Normally I wouldn't spend an entire blog post talking about one Xbox Live Arcade game, but in this instance I'm going to make a massive exception. I pulled out Braid the other night and finally finished it. And I'm happy to say I did it about 99% on my own, without looking at a walkthrough (that last 1%, well…)

Much has been made of Braid's great puzzles, ambiguous plot, amazing look and feel and innovative gameplay so rather than parrot what I've read other places, I wanted to talk a little bit about why I liked it so much. Which was all of those things, but more.

The guys at Penny Arcade referred to Braid non-ironically as 'a game that matters,' and I agree although not because the plot itself is anything that groundbreaking. Don't get me wrong, the plot is great, a puzzle unto itself and is a Nautilus shell spiraling inward with layers of meaning and interpretation (just look at the various attempts to explain the plot online for proof of that.) But the narrative structure itself is what's so groundbreaking and ultimately satisfying about Braid.

At its heart, the game is a traditional platformer. The time mechanic is cool, but isn't exactly 100% original (Prince of Persia: Sands of Time did something like this as well, as a way to fix mistakes, much like in Braid.) But Braid does something no other game has managed yet: it takes the platformer mechanics – including the time-rewind bits and other parts – and actually makes them part of the narrative itself. POP: SoT anticipated this but never fully followed through, and Braid takes it and cements it as a central part of the game.

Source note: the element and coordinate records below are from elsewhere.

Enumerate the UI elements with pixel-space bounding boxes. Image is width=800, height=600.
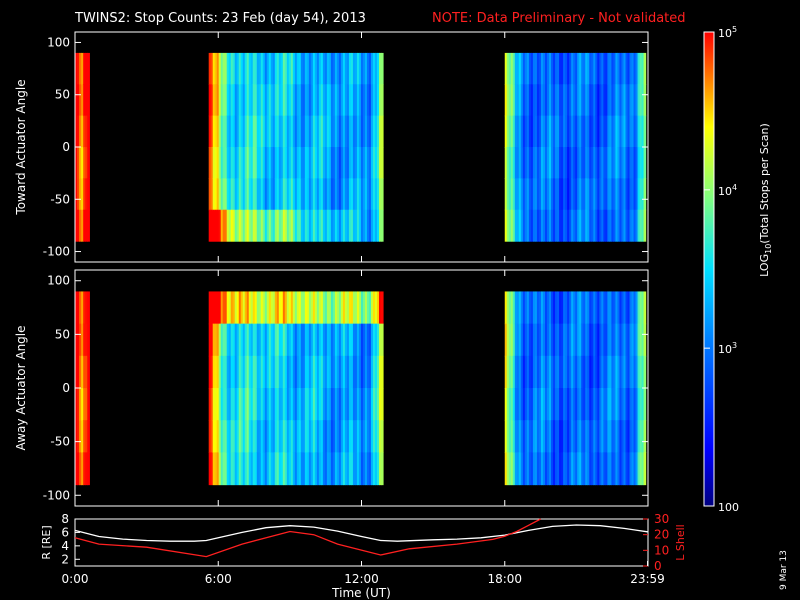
l-shell-line bbox=[74, 518, 541, 558]
y-tick-label: 6 bbox=[61, 525, 69, 539]
colorbar-tick-label: 100 bbox=[718, 501, 739, 514]
heatmap-segment bbox=[504, 52, 647, 242]
y-tick-label: 50 bbox=[55, 88, 70, 102]
y2-tick-label: 20 bbox=[654, 528, 669, 542]
x-tick-label: 23:59 bbox=[630, 572, 665, 586]
heatmap-segment bbox=[504, 291, 647, 486]
x-tick-label: 18:00 bbox=[487, 572, 522, 586]
y-tick-label: -100 bbox=[43, 245, 70, 259]
y-tick-label: 100 bbox=[47, 274, 70, 288]
preliminary-note: NOTE: Data Preliminary - Not validated bbox=[432, 11, 686, 26]
heatmap-segment bbox=[75, 291, 90, 486]
y-tick-label: 8 bbox=[61, 512, 69, 526]
l-shell-axis-label: L Shell bbox=[674, 524, 687, 560]
y2-tick-label: 30 bbox=[654, 512, 669, 526]
heatmap-segment bbox=[208, 52, 384, 242]
x-tick-label: 6:00 bbox=[205, 572, 232, 586]
x-tick-label: 0:00 bbox=[62, 572, 89, 586]
y-tick-label: -100 bbox=[43, 488, 70, 502]
colorbar: 105 104 103 100 LOG10(Total Stops per Scan) bbox=[703, 25, 773, 514]
colorbar-tick-label: 105 bbox=[718, 25, 737, 40]
heatmap-segment bbox=[208, 291, 384, 486]
y-tick-label: 50 bbox=[55, 327, 70, 341]
heatmap-segment bbox=[75, 52, 90, 242]
y-axis-label: Away Actuator Angle bbox=[14, 325, 28, 450]
x-axis-label: Time (UT) bbox=[331, 586, 391, 600]
y-tick-label: 2 bbox=[61, 552, 69, 566]
toward-angle-panel: 100 50 0 -50 -100 Toward Actuator Angle bbox=[14, 31, 649, 263]
y-tick-label: -50 bbox=[50, 435, 70, 449]
radius-axis-label: R [RE] bbox=[40, 525, 53, 559]
y2-tick-label: 0 bbox=[654, 559, 662, 573]
y-tick-label: 4 bbox=[61, 539, 69, 553]
y-tick-label: -50 bbox=[50, 192, 70, 206]
colorbar-gradient bbox=[703, 31, 715, 507]
x-tick-label: 12:00 bbox=[344, 572, 379, 586]
y-tick-label: 0 bbox=[62, 140, 70, 154]
y-tick-label: 100 bbox=[47, 35, 70, 49]
colorbar-label: LOG10(Total Stops per Scan) bbox=[758, 123, 773, 277]
radius-line bbox=[74, 524, 648, 542]
y2-tick-label: 10 bbox=[654, 543, 669, 557]
y-axis-label: Toward Actuator Angle bbox=[14, 79, 28, 215]
away-angle-panel: 100 50 0 -50 -100 Away Actuator Angle bbox=[14, 269, 649, 507]
figure-title: TWINS2: Stop Counts: 23 Feb (day 54), 20… bbox=[74, 11, 366, 26]
y-tick-label: 0 bbox=[62, 381, 70, 395]
colorbar-tick-label: 104 bbox=[718, 183, 737, 198]
colorbar-tick-label: 103 bbox=[718, 341, 737, 356]
date-stamp: 9 Mar 13 bbox=[779, 550, 789, 590]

I'd compare it to a television narrative or play that broke the fourth wall. Doing it once or twice can be funny or make a dramatic point, but when it becomes part of the narrative itself it's something totally different. The best literary analogue I can think of is a live performance of Copenhagen by Michael Frayn, where the audience becomes part of the play's narrative itself.

The thing that's surprising about Braid isn't that the platformer has been changed so elegantly into a piece of the narrative itself, but that it hasn't been done sooner. You could argue that this is what video games – if you take the 'games as art' route, which I don't see any reason not to – have always done. The narrative relies 100% on user input, on decision-making or at the very least pushing a stick left and right to make a character move around. And yet somehow it was always a secondary element to the plot of a game, apart from RPGs that relied heavily on user decisions (Fallout, Torment) or simply 'progressing the story' by moving a character closer to his goal.

Braid even plays with this concept, because as Tim (the main character) progresses through the game his 'goal' gets farther and farther away. I'm not going to spoil it in case you want to play, but suffice to say that even the 'push your joystick to move the character closer to his goal' mechanic becomes subverted and even an important part of Braid's narrative structure – in both traditional and altered forms.

So check Braid out on Xbox Live Arcade or on the web. It's the highest-rated game on XBLA and for good reason. It's a game that matters, because it sets a damn high standard for what can be done with video games, even platformers that may not seem like the most obvious venue for storytelling. I can't wait to see what Braid inspires.